Побледнев, чувствуя, что в нем происходит что-то большое, огромное, Иков для сосредоточенности решил зайти в безлюдную пивную. Там за кружкой пива, лихорадочно пережевывая хлебные палочки, внутренне теряясь, он стал обдумывать детальные планы будущей жизни.
Временами он подозрительно оглядывал случайных людей, как бы опасаясь, что они сопрут ключи счастья.
Иков решил воспользоваться тем, что его дядя – величина в научных кругах.
«Я поступлю так, – броско подумал он, заказав еще одну кружку пива. – В зимнюю сессию и особенно в летнюю буду оставлять много хвостов и в конце приносить справку о болезни. Институт заочный. Меня оставят на второй год, и я опять по положению буду обязан сдавать почти те же экзамены. И так далее. На каждом курсе лет по пять, чтобы растянуть. А там видно будет».
С этого дня Иков зажил новой, сказочной жизнью. Картину Шишкина он убрал. Теперь его жизнь разбилась на две половины.
В первой половине, до сессии, он был тих, как мышка, осмотрителен, так как жизнь теперь имела глубокий смысл, боялся попасть под трамвай. Время он проводил на работе аккуратно, исполнительно и затаенно. Только дома иногда пугал соседку-старушку своим преувеличенным мнением о значении счастья в жизни людей. Зато во второй половине, во время сессии, Иков расцветал.

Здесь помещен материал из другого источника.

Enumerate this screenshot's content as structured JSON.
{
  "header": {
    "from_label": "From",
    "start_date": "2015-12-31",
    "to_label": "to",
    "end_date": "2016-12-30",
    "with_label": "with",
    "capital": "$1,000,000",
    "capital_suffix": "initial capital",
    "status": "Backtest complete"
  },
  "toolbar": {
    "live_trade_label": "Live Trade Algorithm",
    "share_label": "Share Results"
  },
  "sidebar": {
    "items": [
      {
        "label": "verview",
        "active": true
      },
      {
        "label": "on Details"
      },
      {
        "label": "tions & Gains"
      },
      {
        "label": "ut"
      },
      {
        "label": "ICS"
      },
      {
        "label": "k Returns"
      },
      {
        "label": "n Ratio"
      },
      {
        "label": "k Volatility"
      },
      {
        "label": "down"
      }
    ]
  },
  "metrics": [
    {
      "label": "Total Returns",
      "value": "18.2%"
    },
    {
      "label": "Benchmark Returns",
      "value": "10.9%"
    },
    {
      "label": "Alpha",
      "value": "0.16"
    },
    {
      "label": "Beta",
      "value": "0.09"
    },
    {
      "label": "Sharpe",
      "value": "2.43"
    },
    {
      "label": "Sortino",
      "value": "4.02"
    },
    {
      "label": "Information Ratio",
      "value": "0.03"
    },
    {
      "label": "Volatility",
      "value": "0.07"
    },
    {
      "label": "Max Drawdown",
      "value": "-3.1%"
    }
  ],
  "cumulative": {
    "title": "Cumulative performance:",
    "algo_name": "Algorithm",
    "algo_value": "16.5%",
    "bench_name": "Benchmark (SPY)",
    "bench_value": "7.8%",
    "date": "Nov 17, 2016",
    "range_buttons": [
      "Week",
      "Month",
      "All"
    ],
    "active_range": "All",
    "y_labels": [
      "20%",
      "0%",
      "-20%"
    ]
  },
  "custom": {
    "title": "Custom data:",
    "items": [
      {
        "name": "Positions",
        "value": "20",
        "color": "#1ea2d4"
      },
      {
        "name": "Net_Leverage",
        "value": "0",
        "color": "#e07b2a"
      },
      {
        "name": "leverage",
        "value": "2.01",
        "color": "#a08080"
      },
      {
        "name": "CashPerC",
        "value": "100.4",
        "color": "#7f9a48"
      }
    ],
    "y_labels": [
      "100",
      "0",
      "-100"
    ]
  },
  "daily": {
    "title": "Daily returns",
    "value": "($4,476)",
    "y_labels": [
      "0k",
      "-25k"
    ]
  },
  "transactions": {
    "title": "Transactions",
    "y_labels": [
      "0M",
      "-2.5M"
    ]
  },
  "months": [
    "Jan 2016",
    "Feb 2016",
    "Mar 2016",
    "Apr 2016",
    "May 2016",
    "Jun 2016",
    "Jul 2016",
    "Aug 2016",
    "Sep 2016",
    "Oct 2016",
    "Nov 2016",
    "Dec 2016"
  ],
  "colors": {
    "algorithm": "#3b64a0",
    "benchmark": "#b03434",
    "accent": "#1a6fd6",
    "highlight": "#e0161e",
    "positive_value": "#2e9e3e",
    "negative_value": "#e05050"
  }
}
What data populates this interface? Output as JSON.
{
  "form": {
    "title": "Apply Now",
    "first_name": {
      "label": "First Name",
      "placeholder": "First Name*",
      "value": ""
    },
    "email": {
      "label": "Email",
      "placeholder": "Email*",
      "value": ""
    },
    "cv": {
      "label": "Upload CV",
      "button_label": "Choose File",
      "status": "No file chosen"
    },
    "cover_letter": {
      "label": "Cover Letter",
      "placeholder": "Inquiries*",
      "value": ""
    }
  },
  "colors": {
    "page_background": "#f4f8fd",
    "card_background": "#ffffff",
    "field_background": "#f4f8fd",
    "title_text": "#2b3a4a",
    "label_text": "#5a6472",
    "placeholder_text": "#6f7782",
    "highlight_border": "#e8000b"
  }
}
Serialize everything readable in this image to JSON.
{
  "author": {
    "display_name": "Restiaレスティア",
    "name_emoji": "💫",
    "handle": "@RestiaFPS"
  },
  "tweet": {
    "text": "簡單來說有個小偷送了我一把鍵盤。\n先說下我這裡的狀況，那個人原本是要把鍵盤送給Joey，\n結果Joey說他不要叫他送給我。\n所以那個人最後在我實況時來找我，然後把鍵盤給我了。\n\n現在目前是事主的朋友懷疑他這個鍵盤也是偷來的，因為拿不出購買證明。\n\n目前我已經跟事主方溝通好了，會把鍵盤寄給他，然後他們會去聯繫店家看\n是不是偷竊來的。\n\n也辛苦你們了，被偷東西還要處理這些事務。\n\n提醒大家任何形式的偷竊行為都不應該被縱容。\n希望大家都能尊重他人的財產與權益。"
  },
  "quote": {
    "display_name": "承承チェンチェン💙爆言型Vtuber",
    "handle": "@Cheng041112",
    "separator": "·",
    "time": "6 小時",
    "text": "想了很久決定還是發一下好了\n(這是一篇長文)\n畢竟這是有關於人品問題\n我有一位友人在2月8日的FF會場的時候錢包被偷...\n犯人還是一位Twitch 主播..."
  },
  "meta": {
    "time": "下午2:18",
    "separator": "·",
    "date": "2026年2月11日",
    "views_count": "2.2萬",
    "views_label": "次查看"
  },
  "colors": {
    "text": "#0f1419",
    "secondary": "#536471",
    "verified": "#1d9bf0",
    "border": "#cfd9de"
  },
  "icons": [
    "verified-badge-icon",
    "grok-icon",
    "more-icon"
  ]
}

Сейчас, уже четвертый год, Иков учится не то на первом курсе, не то на втором, неизменно сдавая одни и те же предметы. В деканате махнули на него рукой, но считаются с его дядей.
Каждый раз после сдачи экзаменов его сердце замирает от восторга, когда в синенькую с гербом книжицу властная рука учителя ставит неизменную оценку «отлично». Ему кажется, что вся профессура смотрит на него.»Ишь какой начитанный», – шепчут про него студенты и не сводят завистливых глаз.
Несколько раз Икову после сдачи слышалось пение.
Во дворе все знают, когда он возвращается с экзамена. Веселый, бойкий, поплевывая по сторонам, он входит в ворота. Иногда даже игриво даст щелчка пробегающему малышу.
– Далеко пойдет. Боевой, – шепчутся о нем старушки.